Activision Blizzard Inc.,

dozens of employees used to be able to simultaneously download a test version of its annualized shooter series “Call of Duty” within 15 minutes at the company’s office in Santa Monica, Calif. But once everyone became homebound in March, the process began taking as long as four hours until a faster solution was reached more than a month later. “It created a bottleneck,” said Mark Gordon, co-head of Activision Blizzard’s Treyarch studio.

‘Cyberpunk 2077’ players roam a futuristic city in search of a unique implant that holds the key to immortality.



Photo:

CD PROJEKT

In making “Star Wars: Squadrons,”

Electronic Arts Inc.

wasn’t able to bring together a group of more than 60 musicians to record an original score for the space-combat game released in October, said Laura Miele, the company’s chief studios officer. Instead, she said, each instrument was recorded separately and stitched together through editing.

“Cyberpunk” becoming a big hit is crucial for CD Projekt, industry analysts say, as the company’s last major release, “The Witcher 3,” is now five years old. Analysts have forecast “Cyberpunk,” which retails for $60, to sell anywhere from 18 million to 25 million copies in its first month, which at the high end would be on par with blockbusters from larger publishers like Grand Theft Auto maker

Take-Two Interactive Software Inc.

and Assassin’s Creed producer Ubisoft Entertainment SA.

“For CD Projekt to graduate from a one-hit wonder to a bankable, investable performer, it needs ‘Cyberpunk’ to repeat—and probably exceed—the critical and commercial success and longevity of The Witcher,” said Jefferies analyst Ken Rumph about the Warsaw-listed public company, which closed Tuesday with a market capitalization of roughly $11 billion. “It’s like the videogame equivalent of the difficult second novel.”

A weak launch could be a stain on what otherwise has been a banner year for the industry at large. Spending on videogames and equipment has surged world-wide since March as people sought options for entertainment with stay-at-home orders in effect.
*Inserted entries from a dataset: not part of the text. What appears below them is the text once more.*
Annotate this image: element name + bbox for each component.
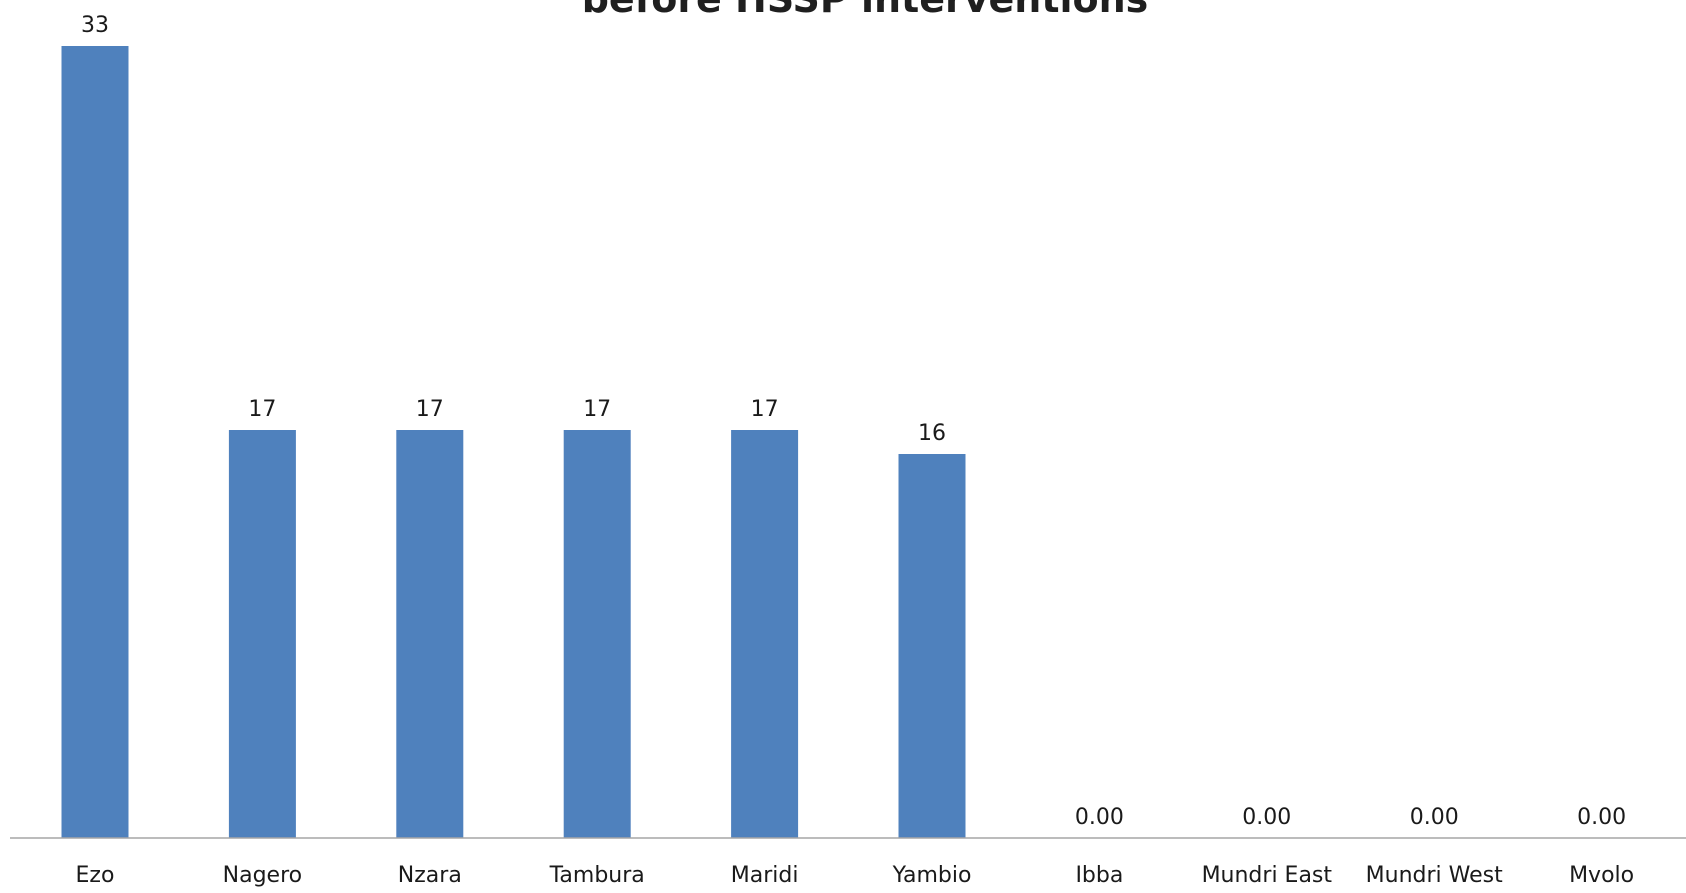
- x-tick-label-mundri-east: Mundri East: [1202, 863, 1333, 888]
- data-label-mundri-west: 0.00: [1410, 805, 1459, 830]
- bar-nzara: [396, 430, 464, 838]
- x-tick-label-yambio: Yambio: [892, 863, 972, 888]
- data-label-ibba: 0.00: [1075, 805, 1124, 830]
- x-tick-label-mundri-west: Mundri West: [1366, 863, 1503, 888]
- data-label-nzara: 17: [416, 397, 444, 422]
- x-tick-label-nagero: Nagero: [223, 863, 302, 888]
- bar-ezo: [61, 46, 129, 838]
- bars-layer: [61, 46, 966, 838]
- data-label-ezo: 33: [81, 13, 109, 38]
- x-tick-label-ezo: Ezo: [76, 863, 115, 888]
- x-tick-label-tambura: Tambura: [549, 863, 645, 888]
- chart-title: before HSSP interventions: [582, 0, 1149, 21]
- data-label-tambura: 17: [583, 397, 611, 422]
- x-tick-labels-layer: Ezo Nagero Nzara Tambura Maridi Yambio Ibba Mun…: [76, 863, 1635, 888]
- data-label-maridi: 17: [751, 397, 779, 422]
- bar-maridi: [731, 430, 799, 838]
- bar-nagero: [228, 430, 296, 838]
- x-tick-label-nzara: Nzara: [398, 863, 462, 888]
- x-tick-label-maridi: Maridi: [731, 863, 799, 888]
- bar-yambio: [898, 454, 966, 838]
- data-label-mundri-east: 0.00: [1242, 805, 1291, 830]
- data-label-mvolo: 0.00: [1577, 805, 1626, 830]
- data-labels-layer: 33 17 17 17 17 16 0.00 0.00 0.00 0.00: [81, 13, 1626, 830]
- bar-tambura: [563, 430, 631, 838]
- x-tick-label-mvolo: Mvolo: [1569, 863, 1634, 888]
- x-tick-label-ibba: Ibba: [1075, 863, 1123, 888]
- data-label-yambio: 16: [918, 421, 946, 446]
- data-label-nagero: 17: [248, 397, 276, 422]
“Cyberpunk,” the only major original property coming out this holiday season, was envisioned to help drive adoption of Microsoft and Sony’s new consoles, said

Joost van Dreunen,

former chief executive of SuperData Research—now owned by Nielsen Holdings PLC—and an adjunct professor at New York University’s Stern School of Business.

CD Projekt first said in June 2019 that “Cyberpunk” was coming the following April in a splashy reveal made by the actor Mr. Reeves at a Microsoft Xbox event. The company subsequently announced delays of the game in January, June and October.

With “Cyberpunk” now on the cusp of making its debut, Messrs. Iwiński and Kiciński said they were hopeful it would be well-received and generate revenue for years to come. The company is planning next to make an online multiplayer version of the game, which could help extend the franchise’s revenue tail. A launch date hasn’t been announced.